AATMF v3.1 · Volume I

I.foundations.

Core concepts, risk methodology, and architectural overview.

Part 1: Introduction and MethodologyPart 2: Risk Assessment Methodology (AATMF-R v3)Part 3: Framework Architecture
01-introduction

Part 1: Introduction and Methodology

The Critical Need for AI Threat Modeling

Artificial intelligence has transitioned from research curiosity to critical infrastructure. Language models process medical queries, legal documents, financial transactions, and government communications. Yet the security frameworks designed to protect these systems were built for a fundamentally different paradigm.

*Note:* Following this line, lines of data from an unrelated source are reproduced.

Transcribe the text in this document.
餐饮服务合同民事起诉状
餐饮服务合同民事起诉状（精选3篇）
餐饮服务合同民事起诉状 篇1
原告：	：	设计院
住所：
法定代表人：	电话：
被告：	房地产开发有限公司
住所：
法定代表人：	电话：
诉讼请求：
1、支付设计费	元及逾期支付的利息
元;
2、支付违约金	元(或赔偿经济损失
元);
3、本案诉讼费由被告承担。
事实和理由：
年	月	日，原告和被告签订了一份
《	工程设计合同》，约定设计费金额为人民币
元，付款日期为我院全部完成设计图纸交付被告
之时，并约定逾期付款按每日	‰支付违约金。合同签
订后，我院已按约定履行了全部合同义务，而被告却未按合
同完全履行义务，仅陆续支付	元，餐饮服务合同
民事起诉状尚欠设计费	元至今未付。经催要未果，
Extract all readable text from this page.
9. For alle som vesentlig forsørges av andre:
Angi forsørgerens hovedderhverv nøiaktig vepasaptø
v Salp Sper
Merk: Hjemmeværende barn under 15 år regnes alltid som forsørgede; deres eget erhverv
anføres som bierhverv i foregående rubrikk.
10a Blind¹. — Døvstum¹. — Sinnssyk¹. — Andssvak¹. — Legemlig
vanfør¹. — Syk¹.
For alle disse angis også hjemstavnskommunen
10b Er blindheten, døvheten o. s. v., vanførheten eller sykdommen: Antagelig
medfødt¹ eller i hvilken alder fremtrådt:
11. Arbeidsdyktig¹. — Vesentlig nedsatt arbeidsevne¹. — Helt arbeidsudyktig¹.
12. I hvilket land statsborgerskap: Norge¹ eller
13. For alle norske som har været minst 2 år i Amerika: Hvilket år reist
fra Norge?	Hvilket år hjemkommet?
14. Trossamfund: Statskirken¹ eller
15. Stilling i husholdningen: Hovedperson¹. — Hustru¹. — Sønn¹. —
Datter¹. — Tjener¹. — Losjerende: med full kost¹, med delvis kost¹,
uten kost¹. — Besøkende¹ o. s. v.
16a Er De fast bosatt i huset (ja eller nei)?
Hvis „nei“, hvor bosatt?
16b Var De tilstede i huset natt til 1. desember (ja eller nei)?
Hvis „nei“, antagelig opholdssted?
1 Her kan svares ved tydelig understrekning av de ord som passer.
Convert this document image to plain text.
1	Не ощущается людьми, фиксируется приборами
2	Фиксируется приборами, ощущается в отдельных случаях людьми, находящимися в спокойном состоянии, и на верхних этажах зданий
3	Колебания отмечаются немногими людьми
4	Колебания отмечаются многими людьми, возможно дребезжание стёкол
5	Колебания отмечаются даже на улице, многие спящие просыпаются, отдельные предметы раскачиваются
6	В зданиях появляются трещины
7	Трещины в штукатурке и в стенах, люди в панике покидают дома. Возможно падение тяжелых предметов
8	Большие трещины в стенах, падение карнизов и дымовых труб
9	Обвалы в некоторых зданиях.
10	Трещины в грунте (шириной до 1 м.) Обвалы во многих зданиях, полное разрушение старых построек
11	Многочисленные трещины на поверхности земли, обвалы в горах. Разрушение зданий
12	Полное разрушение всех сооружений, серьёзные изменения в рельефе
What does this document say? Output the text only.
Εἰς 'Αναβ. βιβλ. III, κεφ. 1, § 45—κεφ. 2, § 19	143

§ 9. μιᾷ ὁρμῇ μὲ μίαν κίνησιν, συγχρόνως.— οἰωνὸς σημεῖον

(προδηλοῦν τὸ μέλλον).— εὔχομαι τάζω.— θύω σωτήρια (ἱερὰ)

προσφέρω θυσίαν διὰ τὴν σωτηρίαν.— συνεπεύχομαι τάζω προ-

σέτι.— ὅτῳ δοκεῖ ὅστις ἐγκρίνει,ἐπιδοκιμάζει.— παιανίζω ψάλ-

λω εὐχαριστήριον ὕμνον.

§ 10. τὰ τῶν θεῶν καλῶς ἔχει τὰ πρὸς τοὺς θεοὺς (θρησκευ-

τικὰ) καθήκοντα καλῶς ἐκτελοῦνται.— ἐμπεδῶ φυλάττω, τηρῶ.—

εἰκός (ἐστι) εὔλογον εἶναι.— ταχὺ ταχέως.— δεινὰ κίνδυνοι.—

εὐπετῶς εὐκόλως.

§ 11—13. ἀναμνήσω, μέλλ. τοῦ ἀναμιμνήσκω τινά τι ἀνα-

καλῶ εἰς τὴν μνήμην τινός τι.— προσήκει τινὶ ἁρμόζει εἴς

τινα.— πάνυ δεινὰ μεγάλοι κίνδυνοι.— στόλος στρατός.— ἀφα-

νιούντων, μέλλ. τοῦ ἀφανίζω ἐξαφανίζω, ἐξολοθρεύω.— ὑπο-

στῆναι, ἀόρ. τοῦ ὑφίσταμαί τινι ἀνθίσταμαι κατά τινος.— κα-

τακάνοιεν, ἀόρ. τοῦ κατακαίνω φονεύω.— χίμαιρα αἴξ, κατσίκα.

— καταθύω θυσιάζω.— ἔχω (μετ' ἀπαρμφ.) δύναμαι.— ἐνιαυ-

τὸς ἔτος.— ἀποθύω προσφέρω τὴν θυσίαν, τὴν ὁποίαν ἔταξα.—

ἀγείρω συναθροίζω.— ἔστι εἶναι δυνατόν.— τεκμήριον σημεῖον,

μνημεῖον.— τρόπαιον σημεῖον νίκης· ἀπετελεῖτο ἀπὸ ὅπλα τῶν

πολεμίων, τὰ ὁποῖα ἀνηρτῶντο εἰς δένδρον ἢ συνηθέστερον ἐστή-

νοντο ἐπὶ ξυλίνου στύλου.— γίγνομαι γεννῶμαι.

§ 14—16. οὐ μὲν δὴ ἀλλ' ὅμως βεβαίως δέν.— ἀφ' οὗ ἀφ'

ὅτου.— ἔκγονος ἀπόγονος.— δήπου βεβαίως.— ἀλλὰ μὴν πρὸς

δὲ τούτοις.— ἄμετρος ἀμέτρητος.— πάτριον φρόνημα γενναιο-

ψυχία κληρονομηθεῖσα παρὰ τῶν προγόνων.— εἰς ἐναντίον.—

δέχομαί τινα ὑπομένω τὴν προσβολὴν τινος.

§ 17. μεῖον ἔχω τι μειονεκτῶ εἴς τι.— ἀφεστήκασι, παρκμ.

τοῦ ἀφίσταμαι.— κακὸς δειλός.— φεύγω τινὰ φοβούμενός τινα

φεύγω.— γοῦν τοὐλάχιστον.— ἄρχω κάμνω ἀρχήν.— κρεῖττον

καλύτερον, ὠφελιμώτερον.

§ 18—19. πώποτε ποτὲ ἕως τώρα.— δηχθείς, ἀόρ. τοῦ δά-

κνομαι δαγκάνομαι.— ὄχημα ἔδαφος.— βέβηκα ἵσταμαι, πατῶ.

Traditional cybersecurity operates on deterministic logic: inputs produce predictable outputs, vulnerabilities have defined boundaries, and exploits follow reproducible steps. AI systems break every one of these assumptions. They are probabilistic, context-dependent, and — critically — trained on human language, making them susceptible to the same manipulation techniques that have been used against humans for millennia.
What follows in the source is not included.